A Texas disabled vet who said he decorated his truck with pro-police messages only to find it damaged and vandalized with Black Lives Matter graffiti was arrested Friday for filing a false police report.
"Very disturbing," Whitney Police Chief Chris Bentley told KDFW-TV.
Scott Lattin received quite a bit of media exposure after he made his claim last week — and that's when cops got suspicious.
"We had initial video when the officers took the report and then ... we saw [the KDFW] story ..." Bentley told the station. "When we looked at those two videos, there were some differences in those and that led us to take the investigation into a different direction.”
For starters Bentley there was no damage inside the truck when police took their report — but when KDFW came to do the story, Lattin pointed out to the station that the glove box was ripped off and the seats were slashed.

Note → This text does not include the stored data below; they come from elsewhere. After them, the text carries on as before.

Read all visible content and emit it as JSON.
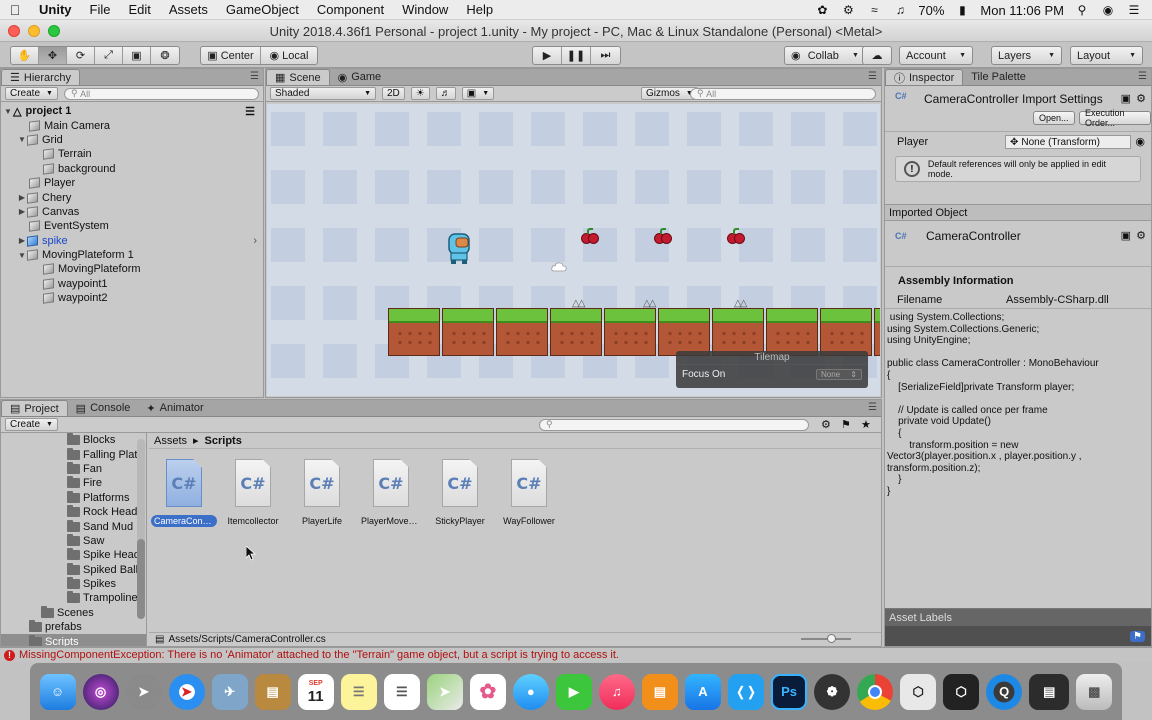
{
  "menubar": {
    "app_name": "Unity",
    "items": [
      "File",
      "Edit",
      "Assets",
      "GameObject",
      "Component",
      "Window",
      "Help"
    ],
    "battery": "70%",
    "clock": "Mon 11:06 PM"
  },
  "window": {
    "title": "Unity 2018.4.36f1 Personal - project 1.unity - My project - PC, Mac & Linux Standalone (Personal) <Metal>"
  },
  "toolbar": {
    "pivot": "Center",
    "space": "Local",
    "collab": "Collab",
    "account": "Account",
    "layers": "Layers",
    "layout": "Layout"
  },
  "hierarchy": {
    "tab": "Hierarchy",
    "create": "Create",
    "search_placeholder": "All",
    "items": [
      {
        "label": "project 1"
      },
      {
        "label": "Main Camera"
      },
      {
        "label": "Grid"
      },
      {
        "label": "Terrain"
      },
      {
        "label": "background"
      },
      {
        "label": "Player"
      },
      {
        "label": "Chery"
      },
      {
        "label": "Canvas"
      },
      {
        "label": "EventSystem"
      },
      {
        "label": "spike"
      },
      {
        "label": "MovingPlateform 1"
      },
      {
        "label": "MovingPlateform"
      },
      {
        "label": "waypoint1"
      },
      {
        "label": "waypoint2"
      }
    ]
  },
  "scene": {
    "tab_scene": "Scene",
    "tab_game": "Game",
    "shading": "Shaded",
    "mode_2d": "2D",
    "gizmos": "Gizmos",
    "search_placeholder": "All",
    "tilemap_title": "Tilemap",
    "focus_label": "Focus On",
    "focus_value": "None"
  },
  "project": {
    "tab_project": "Project",
    "tab_console": "Console",
    "tab_animator": "Animator",
    "create": "Create",
    "tree": [
      {
        "label": "Blocks"
      },
      {
        "label": "Falling Plat"
      },
      {
        "label": "Fan"
      },
      {
        "label": "Fire"
      },
      {
        "label": "Platforms"
      },
      {
        "label": "Rock Head"
      },
      {
        "label": "Sand Mud I"
      },
      {
        "label": "Saw"
      },
      {
        "label": "Spike Head"
      },
      {
        "label": "Spiked Ball"
      },
      {
        "label": "Spikes"
      },
      {
        "label": "Trampoline"
      },
      {
        "label": "Scenes"
      },
      {
        "label": "prefabs"
      },
      {
        "label": "Scripts"
      }
    ],
    "breadcrumb": {
      "root": "Assets",
      "current": "Scripts"
    },
    "assets": [
      {
        "label": "CameraContr..."
      },
      {
        "label": "Itemcollector"
      },
      {
        "label": "PlayerLife"
      },
      {
        "label": "PlayerMovem..."
      },
      {
        "label": "StickyPlayer"
      },
      {
        "label": "WayFollower"
      }
    ],
    "csharp_glyph": "C#",
    "path": "Assets/Scripts/CameraController.cs"
  },
  "inspector": {
    "tab_inspector": "Inspector",
    "tab_tile_palette": "Tile Palette",
    "title": "CameraController Import Settings",
    "open_button": "Open...",
    "exec_order_button": "Execution Order...",
    "player_label": "Player",
    "player_value": "None (Transform)",
    "help_text": "Default references will only be applied in edit mode.",
    "imported_object": "Imported Object",
    "object_name": "CameraController",
    "assembly_title": "Assembly Information",
    "filename_label": "Filename",
    "filename_value": "Assembly-CSharp.dll",
    "code": " using System.Collections;\nusing System.Collections.Generic;\nusing UnityEngine;\n\npublic class CameraController : MonoBehaviour\n{\n    [SerializeField]private Transform player;\n\n    // Update is called once per frame\n    private void Update()\n    {\n        transform.position = new\nVector3(player.position.x , player.position.y ,\ntransform.position.z);\n    }\n}",
    "asset_labels": "Asset Labels"
  },
  "status": {
    "message": "MissingComponentException: There is no 'Animator' attached to the \"Terrain\" game object, but a script is trying to access it."
  },
  "dock": {
    "calendar_month": "SEP",
    "calendar_day": "11",
    "ps_label": "Ps"
  },
  "colors": {
    "selection_blue": "#3b6fc8",
    "error_red": "#d11b1b",
    "grass_green": "#6cc23d",
    "dirt_brown": "#b45737"
  }
}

When asked about police accusing him of vandalizing his own vehicle, a handcuffed Lattin denied it. "That's absolutely not true," he told KDFW. "Absolutely not true."
Lattin's arrest warrant affidavit indicated he admitted damaging the inside of his pickup for insurance reasons, the station reported.
“Engage me in a dialogue,” Lattin said last week. “Don’t destroy my stuff; it’s the only truck we have and because of this, it’s totaled now.” Lattin added, “I firmly believe black lives matter, white lives matter, police lives matter.”
Police could file additional charges, including felonies, against Lattin, and they aren't looking for any other suspects, KDFW reported.
What also bothers the police chief is that a GoFundMe account set up by a Lattin relative to cover truck repairs brought in almost $6,000. That GoFundMe page was disabled Saturday morning.
"We have so many groups that have participated and come to Whitney, Texas, of all places to help these people — and for them to have been deceived?" Bently told KDFW. "It's just wrong.” Car dealers and body shops even offered their services, the station added.
Bently wants people to stop sending the family money and he's working with the district attorney's office to see how to get cash back to donors.
"One of the social media pages said ‘My husband is an officer, I can give you $25 because that's all I can afford.’ That just ripped at my heart,” Bentley said.
Lattin's neighbor Levonda Bradshaw told KDFW she was suspicious from the start because the family's property is fenced in and their dogs bark whenever people approach it.
Word began to spread quickly in the small town of about 2,000 residents of Lattin’s arrest.
"Oh this just makes me sick," Marty Rosseau, another resident of the town of 2,000, told the station. "This is just wrong."
KDFW's initial report featured Lattin's 18-year-old son Jason, who said he wanted to become a police officer. But following his dad's arrest, the station said neither he or his mother wanted to talk.